}

Sunday, June 11, 2017

Weekend Diversion: Brian Hyland


Last weekend, I shared some things I’d learned about the movie of the musical South Pacific as I was researching an unrelated blog post. It’s happened again, but this time because of what another blogger shared.

My pal Roger Green posted “Itsy bitsy teenny weeny yellow polkadot bikini”, a post about that “novelty song” (video up top). It was an interesting post on its own, as his are, but there was one important thing I didn’t know until I read the post: The name of the artist who recorded it.

I learned his name is Brian Hyland, something I’d never learned. But the record artwork that Roger shared made him look really young, so I looked him up and learned that we was sixteen (!) when he had the hit (in 1960). There were two things about this. First, I’d heard the song on the radio for years and always assumed it was someone considerably older.
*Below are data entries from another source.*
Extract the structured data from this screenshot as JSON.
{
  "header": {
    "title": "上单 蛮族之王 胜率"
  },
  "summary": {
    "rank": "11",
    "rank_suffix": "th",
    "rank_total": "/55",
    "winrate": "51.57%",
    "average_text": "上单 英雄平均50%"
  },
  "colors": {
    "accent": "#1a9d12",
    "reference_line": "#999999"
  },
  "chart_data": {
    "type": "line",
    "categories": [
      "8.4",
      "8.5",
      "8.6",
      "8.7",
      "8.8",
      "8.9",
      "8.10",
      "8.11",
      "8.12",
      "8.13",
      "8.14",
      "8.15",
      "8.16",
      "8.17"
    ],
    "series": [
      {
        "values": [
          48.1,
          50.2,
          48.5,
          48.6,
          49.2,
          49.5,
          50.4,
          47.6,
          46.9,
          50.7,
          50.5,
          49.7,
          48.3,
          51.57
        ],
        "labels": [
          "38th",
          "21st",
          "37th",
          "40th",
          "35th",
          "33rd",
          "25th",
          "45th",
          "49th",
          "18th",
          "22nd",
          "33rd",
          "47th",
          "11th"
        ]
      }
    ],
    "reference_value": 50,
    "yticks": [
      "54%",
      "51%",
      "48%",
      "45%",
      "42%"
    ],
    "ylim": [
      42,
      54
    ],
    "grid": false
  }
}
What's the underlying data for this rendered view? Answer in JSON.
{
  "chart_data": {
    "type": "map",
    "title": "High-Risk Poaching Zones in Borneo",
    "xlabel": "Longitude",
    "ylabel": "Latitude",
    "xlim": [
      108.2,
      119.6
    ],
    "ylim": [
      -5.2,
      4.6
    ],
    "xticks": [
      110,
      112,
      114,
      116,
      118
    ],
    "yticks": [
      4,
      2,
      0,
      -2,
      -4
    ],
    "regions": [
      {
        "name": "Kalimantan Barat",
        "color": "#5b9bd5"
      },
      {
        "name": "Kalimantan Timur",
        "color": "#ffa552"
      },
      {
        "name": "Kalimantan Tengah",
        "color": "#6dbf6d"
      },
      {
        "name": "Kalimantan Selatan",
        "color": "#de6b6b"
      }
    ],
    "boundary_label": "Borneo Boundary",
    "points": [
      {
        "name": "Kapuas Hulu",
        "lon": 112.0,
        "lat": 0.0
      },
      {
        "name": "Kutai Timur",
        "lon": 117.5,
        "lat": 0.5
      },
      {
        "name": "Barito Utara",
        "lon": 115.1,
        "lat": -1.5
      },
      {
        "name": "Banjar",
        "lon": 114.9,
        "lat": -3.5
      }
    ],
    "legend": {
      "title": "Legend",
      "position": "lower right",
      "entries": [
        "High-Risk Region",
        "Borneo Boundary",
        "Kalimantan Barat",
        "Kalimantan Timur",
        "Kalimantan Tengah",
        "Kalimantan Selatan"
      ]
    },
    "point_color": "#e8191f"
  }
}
The other thing is that I’m pretty sure if I’d known about him when I was a kid I’d probably have fancied him. I can’t know that for sure—I was an infant when the song was a hit (he’s a little more than fifteen years older than me (he’s 73 nowadays)—but I know that when I was a little boy I liked male singers who were fairly pretty and non-threatening, much like the boys that little girls of the same age liked, and that’s what he looked like in the early part of his career.

But that all kind of fell by the way side as I found out more about his career, and found out there were other songs of his I didn’t know were his.

First up was in 1962 hit “Sealed with a Kiss”, which made it to Number 3 in the USA. I’d always assumed someone else had recorded that (I think that as a kid I thought it was the Everly Brothers or someone similar). Here’s his song:



I didn’t see any other songs I recognised as I read through the rest of his singles until I saw 1970's “Gypsy Woman” (the version below is audio only). It was another song I thought was by someone I’d heard of, but as with “Sealed with a Kiss”, I could never quite put my finger on who it was—it “sounded kinda like…” but that’s as far as a I got.



There’s a YouTube video of him singing the song on a TV show some years later, though I don’t know when it was recorded. The performance is incomplete.

So, because of Roger’s post I found out the name of the artist who did a song I’d literally grown up with. And, because I was curious, I also learned he’d recorded two more songs I was very familiar with. So, I ended up finding out who recorded three songs I knew, all because of one blog post. This is what I like about blogging: I tend to learn stuff because of where posts lead me.

And finally, as a sort of bonus, I also ran across a cover of “Sealed with a Kiss” I was unfamiliar with: It was by Jason Donovan, an Australian actor and pop artist whose version entered the UK chart at number one in 1989. I’m sharing it because I think he did a pretty good job with the song, but also because the video is SO 80s! I actually think the video is pretty bad for an era when there actually were a lot of really good ones made; this just wasn’t one of those good videos, I don’t think. Because he wasn’t popular in the USA, I’d never heard of him until I moved to New Zealand, and even then I wasn’t really familiar with anything he’d done (though I quickly learned that he’d worked with Kylie Minogue).

The things you learn because of blogs…

2 comments:

rogerogreen said...

Those same guys you liked sort of blurred in my mind,. Bobby Vee, who I've written about, I confused with Bobby Vinton, who, not incidentally ALSO covered Sealed with a Kiss. So did Garry Lewis and the Playboys; Garry was Jerry's son, BTW. But Gypsy Woman was a top 20 hit for the Impressions, Curtis Mayfield's group, 9 years before Hyland recorded it.

Arthur Schenck (AmeriNZ) said...

Yeah, I remember when I was younger thinking that Bobby Vee was a nickname for Bobby Vinton, partly because I wasn't all that familiar with his songs. I also didn't know Garry Lewis was Jerry's son, and I often don't know about earlier versions of songs until I research a blog post—or some kind blogger tells me in some sort of music throwback kind of post.